When creating powerful thermal power plants, a serious problem arose in obtaining large quantities high purity water. This problem was solved by developing a method of chemical desalination of water. Chemical desalting of water consists of sequential repeated treatment of water in H-cation exchange and OH-anion filters. As a result of H-cationization, H+ ions pass into water, and as a result of OH-anionization -
OH- ions. They mutually neutralize and, as a result, impurities remain on the ion exchangers. After the ion exchange filters are worn out, they are regenerated with acid and alkali solutions, respectively. Anions are the most difficult to remove from solution weak acids, especially silicic acid anions. For this purpose, strong anion exchangers are used, in which the functional groups are completely dissociated. Ion exchange with hydrosilicate anion proceeds according to the equation
Rice. XIV.3. Electrodialyzer circuit:
A - anode; K - cathode; - anion exchange membrane; M cation exchange membrane
Removing silicic acid anions is a very important operation in thermal power engineering, since this acid easily passes into high-pressure steam and then deposits on turbine blades, which reduces the efficiency of the power plant. Chemical desalting is the final operation for preparing water entering the steam generator. First, the bulk of impurities are removed by coagulation, sedimentation, etc. methods.
Electrodialysis.
Removing ionic impurities from solutions electrochemical method using membranes or diaphragms is called electrodialysis. Consider the removal of sodium sulfate from water in an electrodialyzer with ion exchange membranes. The simplest electrodialyzer (Fig. XIV.3) consists of three compartments separated by two ion-exchange membranes and two electrodes. The membrane consists of an ion exchange material capable of passing through either cations (cation exchange membrane - or anions (anion exchange membrane - Water containing sodium sulfate is supplied to the middle compartment of the electrodialyzer. When voltage is applied, sodium and hydrogen ions move through the catnonite membrane to the cathode and sulfate - ions and hydroxide ions through the anion exchange membrane - to anode A.

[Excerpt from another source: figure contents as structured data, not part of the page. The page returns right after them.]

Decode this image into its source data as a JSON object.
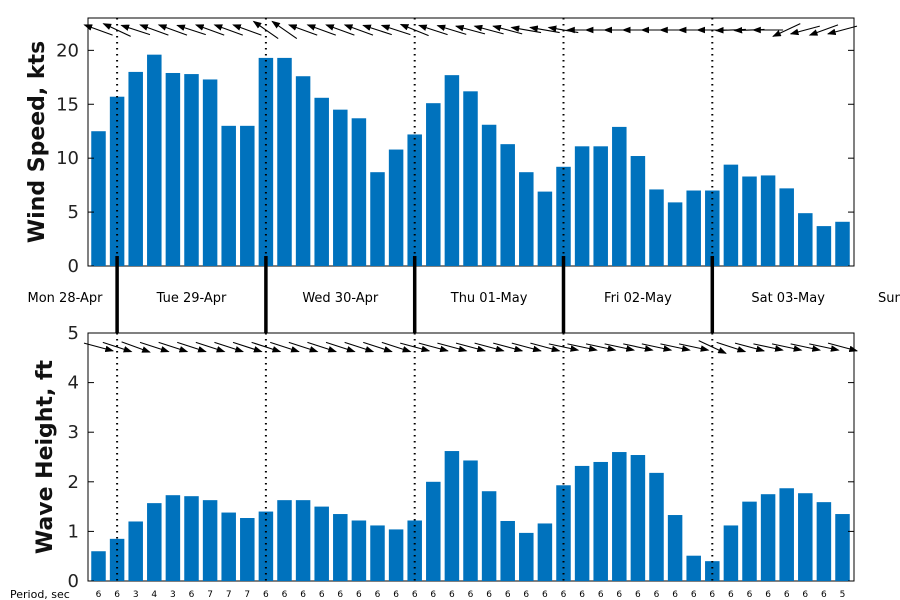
{
  "chart_data": [
    {
      "type": "bar",
      "ylabel": "Wind Speed, kts",
      "ylim": [
        0,
        23
      ],
      "yticks": [
        0,
        5,
        10,
        15,
        20
      ],
      "bar_color": "#0072BD",
      "arrows": "wind direction arrows above each 3-hour bar",
      "values": [
        12.5,
        15.7,
        18.0,
        19.6,
        17.9,
        17.8,
        17.3,
        13.0,
        13.0,
        19.3,
        19.3,
        17.6,
        15.6,
        14.5,
        13.7,
        8.7,
        10.8,
        12.2,
        15.1,
        17.7,
        16.2,
        13.1,
        11.3,
        8.7,
        6.9,
        9.2,
        11.1,
        11.1,
        12.9,
        10.2,
        7.1,
        5.9,
        7.0,
        7.0,
        9.4,
        8.3,
        8.4,
        7.2,
        4.9,
        3.7,
        4.1
      ]
    },
    {
      "type": "bar",
      "ylabel": "Wave Height, ft",
      "ylim": [
        0,
        5
      ],
      "yticks": [
        0,
        1,
        2,
        3,
        4,
        5
      ],
      "bar_color": "#0072BD",
      "arrows": "wave direction arrows above each 3-hour bar",
      "values": [
        0.6,
        0.85,
        1.2,
        1.57,
        1.73,
        1.71,
        1.63,
        1.38,
        1.27,
        1.4,
        1.63,
        1.63,
        1.5,
        1.35,
        1.22,
        1.12,
        1.04,
        1.22,
        2.0,
        2.62,
        2.43,
        1.81,
        1.21,
        0.97,
        1.16,
        1.93,
        2.32,
        2.4,
        2.6,
        2.54,
        2.18,
        1.33,
        0.51,
        0.4,
        1.12,
        1.6,
        1.75,
        1.87,
        1.77,
        1.59,
        1.35
      ],
      "periods": [
        6,
        6,
        3,
        4,
        3,
        6,
        7,
        7,
        7,
        6,
        6,
        6,
        6,
        6,
        6,
        6,
        6,
        6,
        6,
        6,
        6,
        6,
        6,
        6,
        6,
        6,
        6,
        6,
        6,
        6,
        6,
        6,
        6,
        6,
        6,
        6,
        6,
        6,
        6,
        6,
        5
      ],
      "period_label": "Period, sec"
    }
  ],
  "days": [
    "Mon 28-Apr",
    "Tue 29-Apr",
    "Wed 30-Apr",
    "Thu 01-May",
    "Fri 02-May",
    "Sat 03-May",
    "Sun"
  ]
}
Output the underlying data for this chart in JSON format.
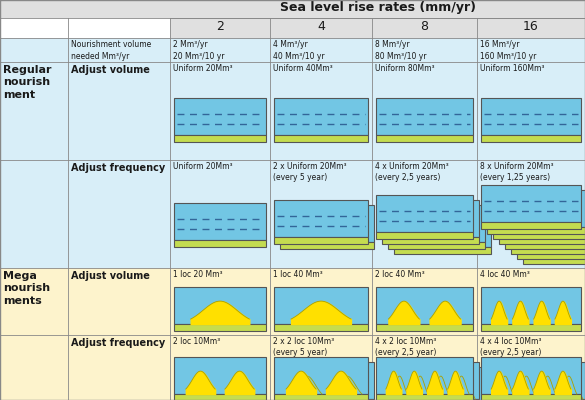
{
  "title": "Sea level rise rates (mm/yr)",
  "col_headers": [
    "2",
    "4",
    "8",
    "16"
  ],
  "nourishment_volumes": [
    "2 Mm³/yr\n20 Mm³/10 yr",
    "4 Mm³/yr\n40 Mm³/10 yr",
    "8 Mm³/yr\n80 Mm³/10 yr",
    "16 Mm³/yr\n160 Mm³/10 yr"
  ],
  "cell_labels_av": [
    "Uniform 20Mm³",
    "Uniform 40Mm³",
    "Uniform 80Mm³",
    "Uniform 160Mm³"
  ],
  "cell_labels_af": [
    "Uniform 20Mm³",
    "2 x Uniform 20Mm³\n(every 5 year)",
    "4 x Uniform 20Mm³\n(every 2,5 years)",
    "8 x Uniform 20Mm³\n(every 1,25 years)"
  ],
  "cell_labels_mav": [
    "1 loc 20 Mm³",
    "1 loc 40 Mm³",
    "2 loc 40 Mm³",
    "4 loc 40 Mm³"
  ],
  "cell_labels_maf": [
    "2 loc 10Mm³",
    "2 x 2 loc 10Mm³\n(every 5 year)",
    "4 x 2 loc 10Mm³\n(every 2,5 year)",
    "4 x 4 loc 10Mm³\n(every 2,5 year)"
  ],
  "bg_blue_light": "#d8eef8",
  "bg_blue_cell": "#72c6e4",
  "bg_green_strip": "#c4dc50",
  "bg_yellow_warm": "#fdf3cc",
  "bg_header_gray": "#e0e0e0",
  "color_black": "#1a1a1a",
  "color_dashed": "#336699",
  "color_yellow": "#ffe000",
  "stacks_af": [
    1,
    2,
    4,
    8
  ],
  "stacks_maf": [
    1,
    2,
    4,
    4
  ],
  "bumps_mav": [
    1,
    1,
    2,
    4
  ],
  "bumps_maf": [
    2,
    2,
    4,
    4
  ]
}
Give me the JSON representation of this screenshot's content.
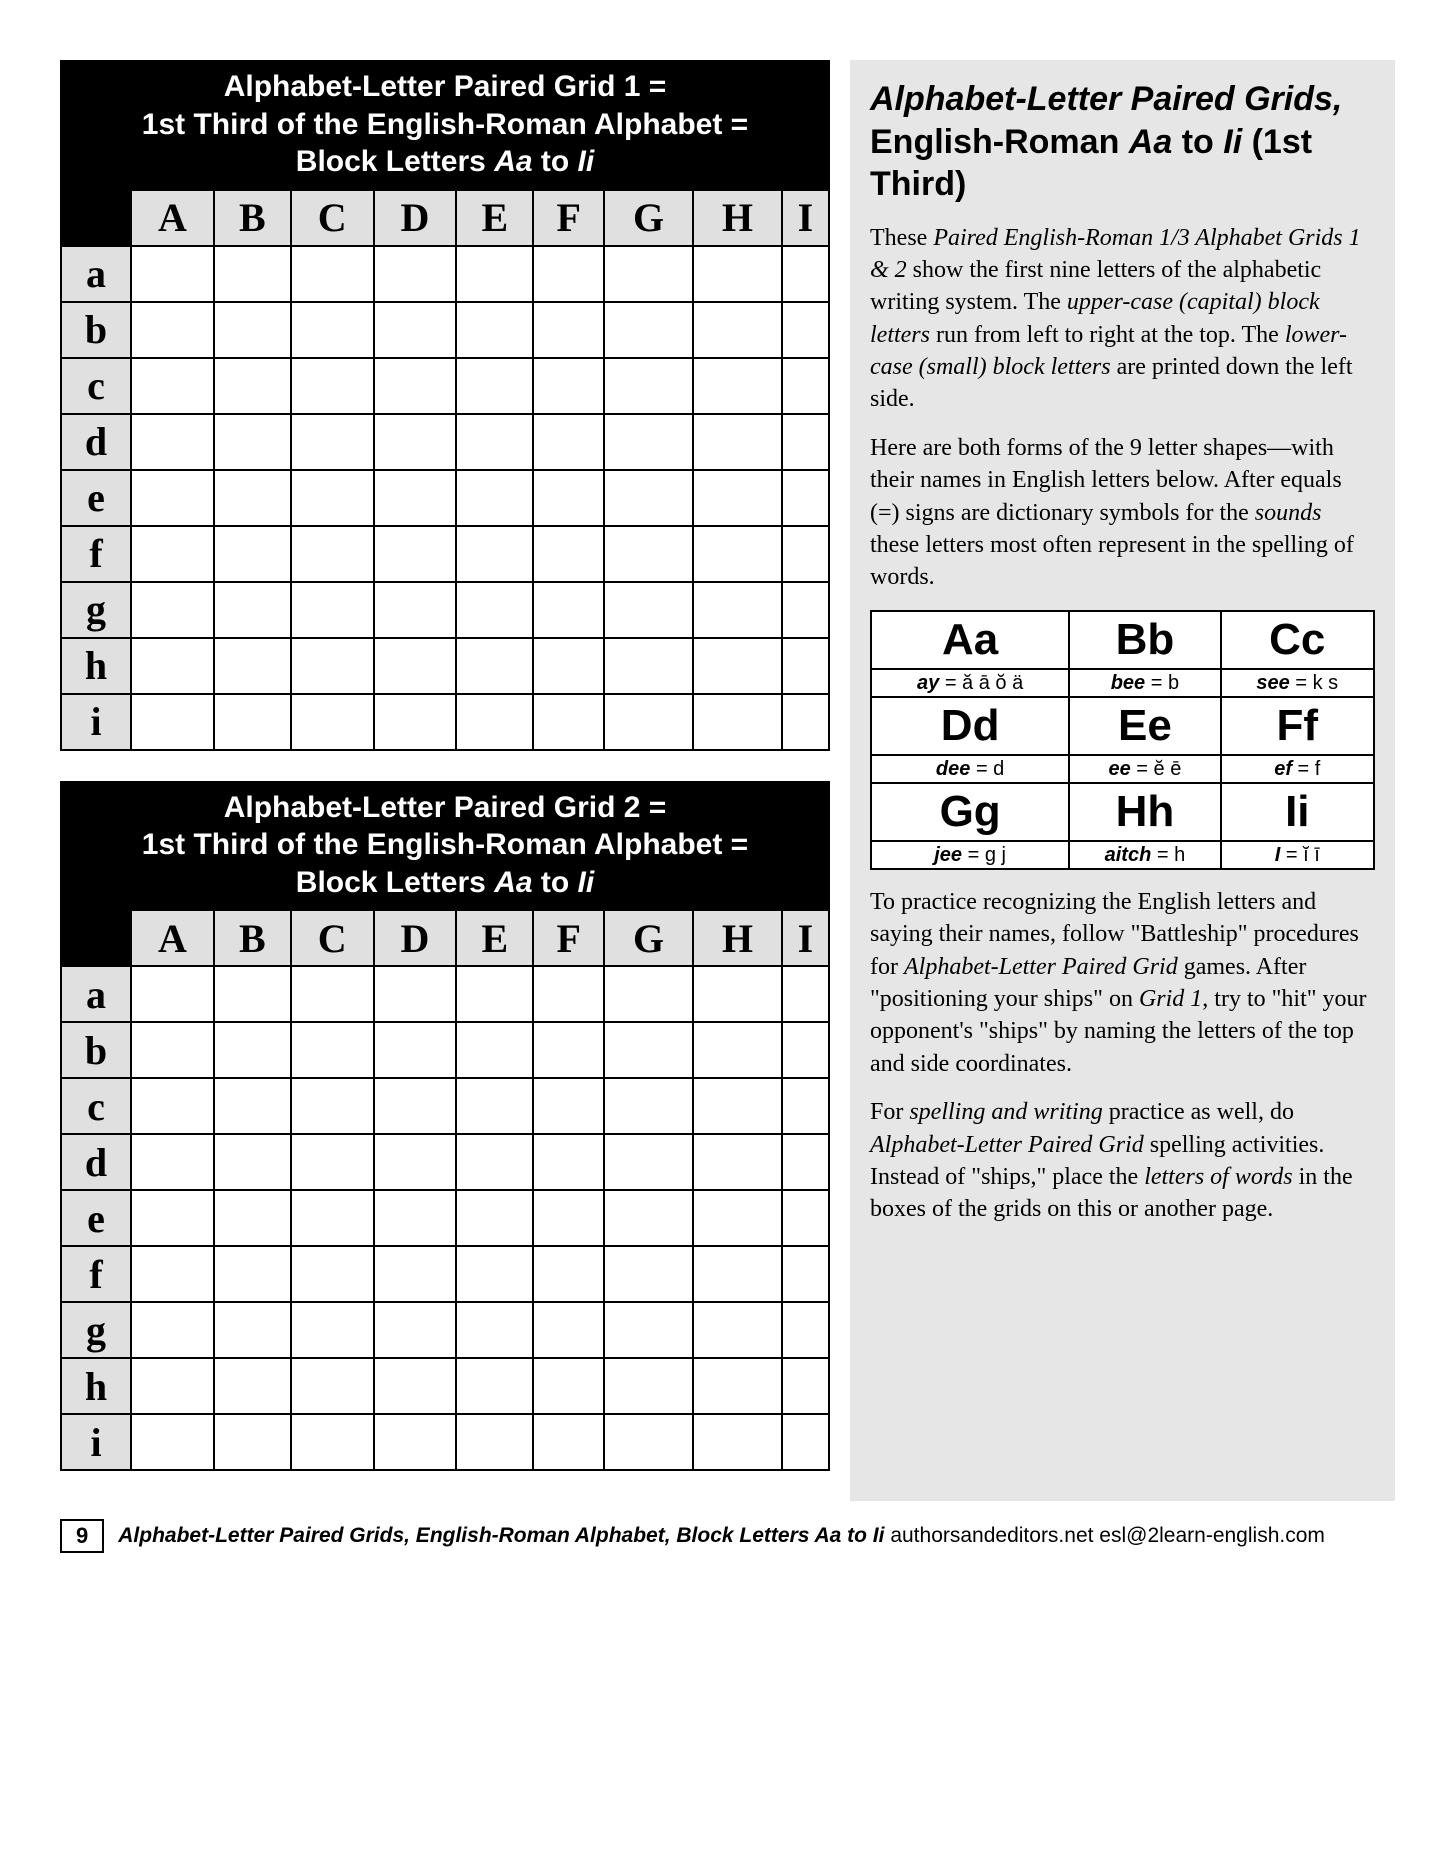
{
  "grid1": {
    "title_l1": "Alphabet-Letter Paired Grid 1 =",
    "title_l2": "1st Third of the English-Roman Alphabet =",
    "title_l3a": "Block Letters ",
    "title_l3b": "Aa",
    "title_l3c": " to ",
    "title_l3d": "Ii",
    "cols": [
      "A",
      "B",
      "C",
      "D",
      "E",
      "F",
      "G",
      "H",
      "I"
    ],
    "rows": [
      "a",
      "b",
      "c",
      "d",
      "e",
      "f",
      "g",
      "h",
      "i"
    ]
  },
  "grid2": {
    "title_l1": "Alphabet-Letter Paired Grid 2 =",
    "title_l2": "1st Third of the English-Roman Alphabet =",
    "title_l3a": "Block Letters ",
    "title_l3b": "Aa",
    "title_l3c": " to ",
    "title_l3d": "Ii",
    "cols": [
      "A",
      "B",
      "C",
      "D",
      "E",
      "F",
      "G",
      "H",
      "I"
    ],
    "rows": [
      "a",
      "b",
      "c",
      "d",
      "e",
      "f",
      "g",
      "h",
      "i"
    ]
  },
  "sidebar": {
    "title_a": "Alphabet-Letter Paired Grids,",
    "title_b": "  English-Roman ",
    "title_c": "Aa",
    "title_d": " to ",
    "title_e": "Ii",
    "title_f": " (1st Third)",
    "p1_a": "These ",
    "p1_b": "Paired English-Roman 1/3 Alphabet Grids 1 & 2",
    "p1_c": " show the first nine letters of the alphabetic writing system. The ",
    "p1_d": "upper-case (capital) block letters",
    "p1_e": " run from left to right at the top. The ",
    "p1_f": "lower-case (small) block letters",
    "p1_g": " are printed down the left side.",
    "p2_a": "Here are both forms of the 9 letter shapes—with their names in English letters below. After equals (=) signs are dictionary symbols for the ",
    "p2_b": "sounds",
    "p2_c": " these letters most often represent in the spelling of words.",
    "p3_a": "To practice recognizing the English letters and saying their names, follow \"Battleship\" procedures for ",
    "p3_b": "Alphabet-Letter Paired Grid",
    "p3_c": " games. After \"positioning your ships\" on ",
    "p3_d": "Grid 1",
    "p3_e": ", try to \"hit\" your opponent's \"ships\" by naming the letters of the top and side coordinates.",
    "p4_a": "For ",
    "p4_b": "spelling and writing",
    "p4_c": " practice as well, do ",
    "p4_d": "Alphabet-Letter Paired Grid",
    "p4_e": " spelling activities. Instead of \"ships,\" place the ",
    "p4_f": "letters of words",
    "p4_g": " in the boxes of the grids on this or another page."
  },
  "letters": {
    "pairs": [
      "Aa",
      "Bb",
      "Cc",
      "Dd",
      "Ee",
      "Ff",
      "Gg",
      "Hh",
      "Ii"
    ],
    "names": [
      "ay",
      "bee",
      "see",
      "dee",
      "ee",
      "ef",
      "jee",
      "aitch",
      "I"
    ],
    "sounds": [
      "ă ā ŏ ä",
      "b",
      "k s",
      "d",
      "ĕ ē",
      "f",
      "g j",
      "h",
      "ĭ ī"
    ]
  },
  "footer": {
    "page": "9",
    "text": "Alphabet-Letter Paired Grids,  English-Roman Alphabet, Block Letters Aa to Ii",
    "site": " authorsandeditors.net  esl@2learn-english.com"
  }
}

In accordance with the value of the electrode potentials (see § VII.3), only the reduction of hydrogen ions can occur at the cathode
Enter department II. (Anions can pass through the anion exchange membrane, but cations cannot. The cation exchange membrane allows cations to pass through and does not allow anions to pass through.) As a result, the ion concentration in compartments decreases, and in compartments II it increases, so purified water is removed from compartments, and from compartments II - a solution in which the salt concentration is increased (brine). The same reactions occur at the cathode and anode as in a three-chamber electrodialyzer.